Percentage of EGFP-expressing monocytes or monocyte-derived cells transduced at various days post isolation using VSV-G pseudotyped vector particles (MOI 10) supplemented with Vpx, Vpr, or the Vpr/Vpx fusion protein as indicated. The percentage of EGFP-expressing cells was determined by flow cytometry 6 days post transduction. (A) Transduction efficiency of PBj4xko-EGFP-derived vector particles. (B) Transduction efficiency of HIV-1-derived vector particles. Positive control: PBΔE-EGFP-derived vector containing all accessory genes. Means of three different donors are shown.

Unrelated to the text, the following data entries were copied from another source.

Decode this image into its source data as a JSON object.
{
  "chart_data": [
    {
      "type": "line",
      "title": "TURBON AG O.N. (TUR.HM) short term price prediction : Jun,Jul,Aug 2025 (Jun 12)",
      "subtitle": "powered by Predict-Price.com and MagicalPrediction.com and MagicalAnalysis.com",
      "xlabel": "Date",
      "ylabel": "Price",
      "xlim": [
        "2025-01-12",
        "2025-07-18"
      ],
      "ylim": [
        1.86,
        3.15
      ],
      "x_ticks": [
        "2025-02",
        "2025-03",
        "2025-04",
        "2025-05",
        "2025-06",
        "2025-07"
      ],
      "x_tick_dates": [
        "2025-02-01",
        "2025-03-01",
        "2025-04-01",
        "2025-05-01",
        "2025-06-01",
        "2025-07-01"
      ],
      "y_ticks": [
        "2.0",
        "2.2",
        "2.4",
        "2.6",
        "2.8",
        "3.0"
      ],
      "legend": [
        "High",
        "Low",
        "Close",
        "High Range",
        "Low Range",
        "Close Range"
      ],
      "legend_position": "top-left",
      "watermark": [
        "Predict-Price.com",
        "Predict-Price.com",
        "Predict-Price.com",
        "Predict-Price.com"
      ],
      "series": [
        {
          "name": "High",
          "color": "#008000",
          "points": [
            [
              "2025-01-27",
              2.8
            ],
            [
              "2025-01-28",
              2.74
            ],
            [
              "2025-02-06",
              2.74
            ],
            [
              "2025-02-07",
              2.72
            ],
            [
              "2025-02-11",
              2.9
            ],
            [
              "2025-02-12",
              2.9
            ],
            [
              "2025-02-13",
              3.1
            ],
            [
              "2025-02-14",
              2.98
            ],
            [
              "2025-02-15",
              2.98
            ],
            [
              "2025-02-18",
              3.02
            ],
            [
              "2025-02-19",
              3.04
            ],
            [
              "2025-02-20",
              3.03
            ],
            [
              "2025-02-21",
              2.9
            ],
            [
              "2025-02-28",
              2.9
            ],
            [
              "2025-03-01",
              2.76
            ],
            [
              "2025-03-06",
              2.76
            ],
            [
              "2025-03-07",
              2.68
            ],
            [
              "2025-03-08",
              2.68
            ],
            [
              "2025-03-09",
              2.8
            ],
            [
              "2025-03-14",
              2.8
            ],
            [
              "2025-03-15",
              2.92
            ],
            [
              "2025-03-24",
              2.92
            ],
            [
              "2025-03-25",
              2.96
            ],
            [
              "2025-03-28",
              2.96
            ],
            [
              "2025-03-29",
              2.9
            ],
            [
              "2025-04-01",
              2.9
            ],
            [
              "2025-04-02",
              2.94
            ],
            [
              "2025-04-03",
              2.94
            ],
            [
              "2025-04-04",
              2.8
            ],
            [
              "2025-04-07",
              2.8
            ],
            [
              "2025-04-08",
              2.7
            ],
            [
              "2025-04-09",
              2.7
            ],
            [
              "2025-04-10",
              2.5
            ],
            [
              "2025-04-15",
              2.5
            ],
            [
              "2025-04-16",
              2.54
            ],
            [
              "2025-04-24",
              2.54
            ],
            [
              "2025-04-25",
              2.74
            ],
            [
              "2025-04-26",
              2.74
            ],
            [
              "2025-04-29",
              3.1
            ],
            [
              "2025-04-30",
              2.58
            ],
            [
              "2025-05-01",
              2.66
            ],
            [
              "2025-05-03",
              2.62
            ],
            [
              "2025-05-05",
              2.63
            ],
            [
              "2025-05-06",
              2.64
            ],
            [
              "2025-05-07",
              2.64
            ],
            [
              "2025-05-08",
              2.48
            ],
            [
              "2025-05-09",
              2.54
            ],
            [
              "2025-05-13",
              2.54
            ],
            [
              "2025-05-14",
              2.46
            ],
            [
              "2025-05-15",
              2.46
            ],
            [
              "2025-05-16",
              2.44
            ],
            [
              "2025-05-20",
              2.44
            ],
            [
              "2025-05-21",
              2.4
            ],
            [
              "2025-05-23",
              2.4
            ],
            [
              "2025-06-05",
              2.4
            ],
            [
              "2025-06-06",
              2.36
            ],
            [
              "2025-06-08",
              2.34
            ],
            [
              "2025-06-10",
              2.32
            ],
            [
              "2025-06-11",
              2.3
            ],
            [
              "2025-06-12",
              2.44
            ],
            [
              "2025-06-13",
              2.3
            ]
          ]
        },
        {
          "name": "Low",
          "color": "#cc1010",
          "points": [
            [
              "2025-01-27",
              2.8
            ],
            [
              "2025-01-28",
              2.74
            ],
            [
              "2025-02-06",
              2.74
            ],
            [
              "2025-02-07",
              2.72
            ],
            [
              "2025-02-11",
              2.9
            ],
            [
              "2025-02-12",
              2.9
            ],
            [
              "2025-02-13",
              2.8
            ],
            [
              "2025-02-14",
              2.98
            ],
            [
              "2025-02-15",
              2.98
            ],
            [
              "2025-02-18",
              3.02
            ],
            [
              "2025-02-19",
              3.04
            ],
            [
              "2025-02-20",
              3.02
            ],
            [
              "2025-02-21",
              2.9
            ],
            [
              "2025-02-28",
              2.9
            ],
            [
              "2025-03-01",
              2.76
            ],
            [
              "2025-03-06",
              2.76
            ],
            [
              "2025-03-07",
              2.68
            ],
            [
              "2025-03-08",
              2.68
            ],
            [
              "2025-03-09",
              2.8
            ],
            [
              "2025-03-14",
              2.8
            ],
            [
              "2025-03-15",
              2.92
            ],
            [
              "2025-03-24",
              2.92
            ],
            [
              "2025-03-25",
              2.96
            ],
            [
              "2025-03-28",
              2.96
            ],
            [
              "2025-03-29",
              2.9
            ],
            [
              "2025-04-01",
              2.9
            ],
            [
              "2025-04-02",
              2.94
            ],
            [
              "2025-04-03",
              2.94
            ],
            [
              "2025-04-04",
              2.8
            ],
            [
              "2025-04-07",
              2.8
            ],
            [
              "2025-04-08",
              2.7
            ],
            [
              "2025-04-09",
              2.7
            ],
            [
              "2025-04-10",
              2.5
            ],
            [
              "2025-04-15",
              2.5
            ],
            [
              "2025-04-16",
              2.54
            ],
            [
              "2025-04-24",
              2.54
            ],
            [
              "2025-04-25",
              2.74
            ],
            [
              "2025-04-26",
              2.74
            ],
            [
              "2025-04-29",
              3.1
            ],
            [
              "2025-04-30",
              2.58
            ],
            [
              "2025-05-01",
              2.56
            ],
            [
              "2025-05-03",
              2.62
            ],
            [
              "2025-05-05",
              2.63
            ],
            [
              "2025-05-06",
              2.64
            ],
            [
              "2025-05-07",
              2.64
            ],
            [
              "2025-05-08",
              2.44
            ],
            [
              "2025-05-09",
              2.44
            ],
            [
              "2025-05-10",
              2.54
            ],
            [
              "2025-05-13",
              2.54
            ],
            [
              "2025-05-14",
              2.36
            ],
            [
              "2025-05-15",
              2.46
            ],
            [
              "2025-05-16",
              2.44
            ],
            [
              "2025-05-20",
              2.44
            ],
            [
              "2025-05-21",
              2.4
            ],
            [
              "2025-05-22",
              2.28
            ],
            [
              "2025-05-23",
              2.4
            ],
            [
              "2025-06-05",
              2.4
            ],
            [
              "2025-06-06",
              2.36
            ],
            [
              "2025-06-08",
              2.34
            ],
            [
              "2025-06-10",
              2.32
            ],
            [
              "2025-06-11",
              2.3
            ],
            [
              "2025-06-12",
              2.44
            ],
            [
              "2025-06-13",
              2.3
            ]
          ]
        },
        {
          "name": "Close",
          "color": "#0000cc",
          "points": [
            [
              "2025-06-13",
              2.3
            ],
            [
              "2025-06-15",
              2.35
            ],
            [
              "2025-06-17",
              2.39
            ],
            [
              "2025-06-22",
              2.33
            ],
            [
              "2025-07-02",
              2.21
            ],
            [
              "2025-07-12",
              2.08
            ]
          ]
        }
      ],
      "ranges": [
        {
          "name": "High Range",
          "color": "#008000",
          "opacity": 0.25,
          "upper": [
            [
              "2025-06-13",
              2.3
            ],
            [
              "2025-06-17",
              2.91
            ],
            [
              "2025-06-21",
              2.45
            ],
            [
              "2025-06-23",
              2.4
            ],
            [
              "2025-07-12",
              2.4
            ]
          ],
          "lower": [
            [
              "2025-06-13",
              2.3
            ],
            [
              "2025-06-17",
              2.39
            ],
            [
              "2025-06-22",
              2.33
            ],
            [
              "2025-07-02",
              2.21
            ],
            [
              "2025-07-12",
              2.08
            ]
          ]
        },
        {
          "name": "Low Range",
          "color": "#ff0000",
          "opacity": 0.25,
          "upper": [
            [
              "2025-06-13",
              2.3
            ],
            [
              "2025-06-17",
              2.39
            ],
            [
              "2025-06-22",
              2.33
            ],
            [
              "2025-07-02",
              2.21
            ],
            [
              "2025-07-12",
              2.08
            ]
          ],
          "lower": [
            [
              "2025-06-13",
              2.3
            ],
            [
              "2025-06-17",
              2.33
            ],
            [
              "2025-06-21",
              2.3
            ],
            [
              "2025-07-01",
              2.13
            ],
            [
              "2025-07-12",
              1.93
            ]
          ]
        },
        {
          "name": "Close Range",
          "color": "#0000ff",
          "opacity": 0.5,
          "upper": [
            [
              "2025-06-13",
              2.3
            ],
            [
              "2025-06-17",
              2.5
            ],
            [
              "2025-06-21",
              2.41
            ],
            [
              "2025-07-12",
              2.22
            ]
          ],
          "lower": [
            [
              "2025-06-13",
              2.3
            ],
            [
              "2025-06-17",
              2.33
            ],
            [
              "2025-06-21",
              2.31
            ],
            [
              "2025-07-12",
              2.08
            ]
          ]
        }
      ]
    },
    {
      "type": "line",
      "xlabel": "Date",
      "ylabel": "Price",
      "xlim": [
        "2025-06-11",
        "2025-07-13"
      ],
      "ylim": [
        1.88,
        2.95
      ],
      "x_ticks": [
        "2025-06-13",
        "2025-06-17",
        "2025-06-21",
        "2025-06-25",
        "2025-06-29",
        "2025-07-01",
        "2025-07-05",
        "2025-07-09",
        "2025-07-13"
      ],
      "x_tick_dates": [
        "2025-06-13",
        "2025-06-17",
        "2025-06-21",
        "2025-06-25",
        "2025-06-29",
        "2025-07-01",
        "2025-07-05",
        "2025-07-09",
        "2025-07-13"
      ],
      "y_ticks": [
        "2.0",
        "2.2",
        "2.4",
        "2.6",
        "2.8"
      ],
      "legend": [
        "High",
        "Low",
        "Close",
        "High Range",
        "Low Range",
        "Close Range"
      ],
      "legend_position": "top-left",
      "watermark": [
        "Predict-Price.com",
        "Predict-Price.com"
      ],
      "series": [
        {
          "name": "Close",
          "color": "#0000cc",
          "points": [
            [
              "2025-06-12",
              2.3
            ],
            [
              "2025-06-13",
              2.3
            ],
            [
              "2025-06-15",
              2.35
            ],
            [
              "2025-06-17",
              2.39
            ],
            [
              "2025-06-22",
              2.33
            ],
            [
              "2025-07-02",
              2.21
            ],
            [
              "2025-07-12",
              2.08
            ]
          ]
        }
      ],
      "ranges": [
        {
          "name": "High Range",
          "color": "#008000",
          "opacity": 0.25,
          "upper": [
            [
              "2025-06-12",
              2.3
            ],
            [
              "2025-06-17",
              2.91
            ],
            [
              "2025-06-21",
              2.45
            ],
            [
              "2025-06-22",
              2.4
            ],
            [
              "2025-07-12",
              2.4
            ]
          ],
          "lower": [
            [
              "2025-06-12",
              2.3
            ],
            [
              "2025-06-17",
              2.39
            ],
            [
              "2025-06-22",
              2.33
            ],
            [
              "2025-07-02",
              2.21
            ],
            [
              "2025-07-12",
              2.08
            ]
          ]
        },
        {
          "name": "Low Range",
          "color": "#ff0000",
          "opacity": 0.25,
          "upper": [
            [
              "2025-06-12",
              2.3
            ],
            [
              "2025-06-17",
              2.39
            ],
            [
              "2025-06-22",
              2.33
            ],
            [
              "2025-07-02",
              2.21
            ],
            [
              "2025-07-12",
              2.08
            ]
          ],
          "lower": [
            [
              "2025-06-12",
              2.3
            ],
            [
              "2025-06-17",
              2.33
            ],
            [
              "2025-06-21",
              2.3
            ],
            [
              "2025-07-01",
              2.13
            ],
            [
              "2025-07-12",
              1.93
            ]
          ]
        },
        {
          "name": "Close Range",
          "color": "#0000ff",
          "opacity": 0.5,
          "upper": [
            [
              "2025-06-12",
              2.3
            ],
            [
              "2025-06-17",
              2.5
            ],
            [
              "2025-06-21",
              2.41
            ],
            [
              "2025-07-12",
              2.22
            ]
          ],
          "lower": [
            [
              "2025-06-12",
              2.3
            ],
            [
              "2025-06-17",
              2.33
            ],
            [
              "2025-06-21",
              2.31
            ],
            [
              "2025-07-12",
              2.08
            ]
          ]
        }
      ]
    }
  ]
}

Percentage of EGFP-expressing cells 6 days post transduction. (A) Monocytes (day 2 post isolation) were pre-incubated for 2 h with increasing amounts of PBj-derived VLPs (VLP(PBj)) as indicated, and transduced with HIV-1 vectors at an MOI of 10. (B) Monocytes were incubated with PBj-derived VLPs at an MOIeq of 1 (determined by RT-Assay with standards of known infectivity), followed by transduction with HIV-1 vectors at increasing MOI as indicated. The means of two different donors are shown. (C) On day 1 post isolation, monocytes were incubated for 2 h with Vpx-containing or non-containing VLPs at an MOIeq of 1 and subsequently infected with CCR5-tropic HIV-1 strain SF165 at an MOI of 0.5. SIVsmmPBj1.9 infection was performed without previous VLP incubation. Replication kinetics of HIV-1 or SIVsmmPBj after pre-incubation of monocytes with VLPs as indicated. Virus replication was assessed by quantifying RT activity in cell culture supernatants. Means of two different donors from one representative out of three experiments are shown.